Since this metadata is required to be available in every transaction, EctoFDB must allow for the retrieval of the metadata in every transaction. However, we wish to avoid that retrieval from actually happening as much as possible. Otherwise, those particular keys become very "hot" and limit the scalability of the system. Therefore, we maintain a local cache of the metadata for each (tenant, schema) tuple.
This document describes the design considerations for the metadata and the approaches we use to ensure the cache is guaranteed to be valid.
Metadata Content
We currently keep track of 2 types of metadata: indexes and partial indexes.
Indexes
This is a list of all 'ready' indexes for a particular Schema.
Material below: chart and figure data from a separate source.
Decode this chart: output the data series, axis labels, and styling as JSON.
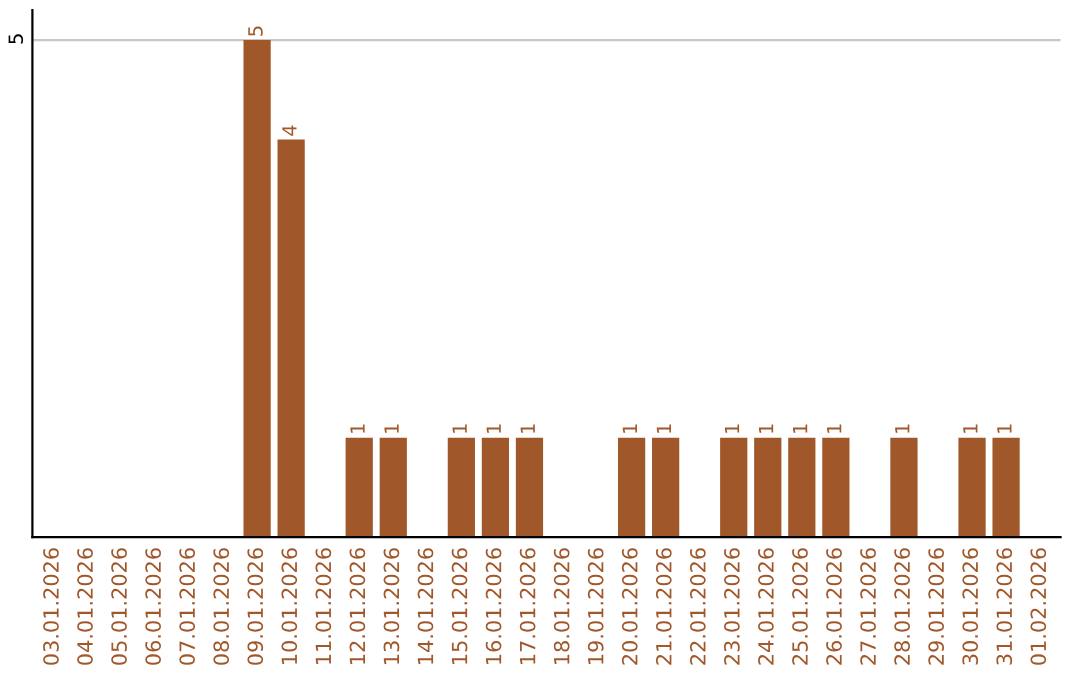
{
  "chart_data": {
    "type": "bar",
    "categories": [
      "03.01.2026",
      "04.01.2026",
      "05.01.2026",
      "06.01.2026",
      "07.01.2026",
      "08.01.2026",
      "09.01.2026",
      "10.01.2026",
      "11.01.2026",
      "12.01.2026",
      "13.01.2026",
      "14.01.2026",
      "15.01.2026",
      "16.01.2026",
      "17.01.2026",
      "18.01.2026",
      "19.01.2026",
      "20.01.2026",
      "21.01.2026",
      "22.01.2026",
      "23.01.2026",
      "24.01.2026",
      "25.01.2026",
      "26.01.2026",
      "27.01.2026",
      "28.01.2026",
      "29.01.2026",
      "30.01.2026",
      "31.01.2026",
      "01.02.2026"
    ],
    "values": [
      0,
      0,
      0,
      0,
      0,
      0,
      5,
      4,
      0,
      1,
      1,
      0,
      1,
      1,
      1,
      0,
      0,
      1,
      1,
      0,
      1,
      1,
      1,
      1,
      0,
      1,
      0,
      1,
      1,
      0
    ],
    "value_labels": [
      null,
      null,
      null,
      null,
      null,
      null,
      "5",
      "4",
      null,
      "1",
      "1",
      null,
      "1",
      "1",
      "1",
      null,
      null,
      "1",
      "1",
      null,
      "1",
      "1",
      "1",
      "1",
      null,
      "1",
      null,
      "1",
      "1",
      null
    ],
    "color": "#a0572a",
    "ylim": [
      0,
      5.3
    ],
    "yticks": [
      5
    ],
    "grid": "y",
    "legend": false
  }
}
An index is considered 'ready' when it has been created and is ready to be used.
At query time, this list of indexes is inspected to determine the index to use to provide the best possible query performance.
At insert and update time, the list is used to set or clear the index keys
according to the specified EctoFoundationDB.Indexer
.
Partial Indexes
This is a list of all indexes that are currently undergoing a migration,
usually for index creation. The creation of an index for a particular
(tenant, schema) tuple can take arbitrarily long, and so any queries that
arrive in the meantime must be handled accordingly. The list of partial
indexes informs EctoFDB of how to keep data integrity for any concurrent
creation of Default
indexes.
Metadata Cache
The cache uses 2 stages for invalidation.
- Stage 1: The global FoundationDB metadata version key
- Stage 2: A version key for each (tenant, schema) tuple, and a special "claim key" for any partial indexes
Metadata Version Key
This is a key that has special treatment in the implementation of FoundationDB transactions. The FDB Design Doc | Metadata Version provides a detailed explanation of how this key is implemented.
For the purposes of this document, it's important to understand that the metadata version key is truly global to the entire keyspace. Since we allow tenants to migrate independently, this necessarily means that the migration for a single tenant will invalidate Stage 1 of the cache for all tenants in the database.
There is no cost to reading the global metadata version key, since it's always sent along with other necessary transactional data. This means that at steady state, your transactions only need to do the base minimum FDB operations, and are able to avoid any hot keys.
If the global version is found to have changed, we do not yet invalidate the cache. Instead, we move onto Stage 2 of the cache invalidation process. In doing so, we limit the impact of another tenant's migration.
Schema Migration Version Key
This is a key that is managed by EctoFDB itself, and does not have special
treatment by FDB. It always contains an integer value representing the largest
version number for complete migrations that are specified in your
EctoFoundationDB.Migrator
.
When the global key is found to have changed in Stage 1 of the cache invalidation, we perform a 'get' on this key. Then we delay the wait until after some of the transaction work has been completed. Thus, the cache is optimistic that the cached value is still valid. Only at the end of the transaction do we wait for and compare the version value. If it's not equal, then the cache is invalidated and the transaction is retried.
Claim Key
This key is used for tracking metadata that is currently undergoing a migration. It's managed in the same way as the schema migration version key. Its content includes a cursor that defines the progress of the migration.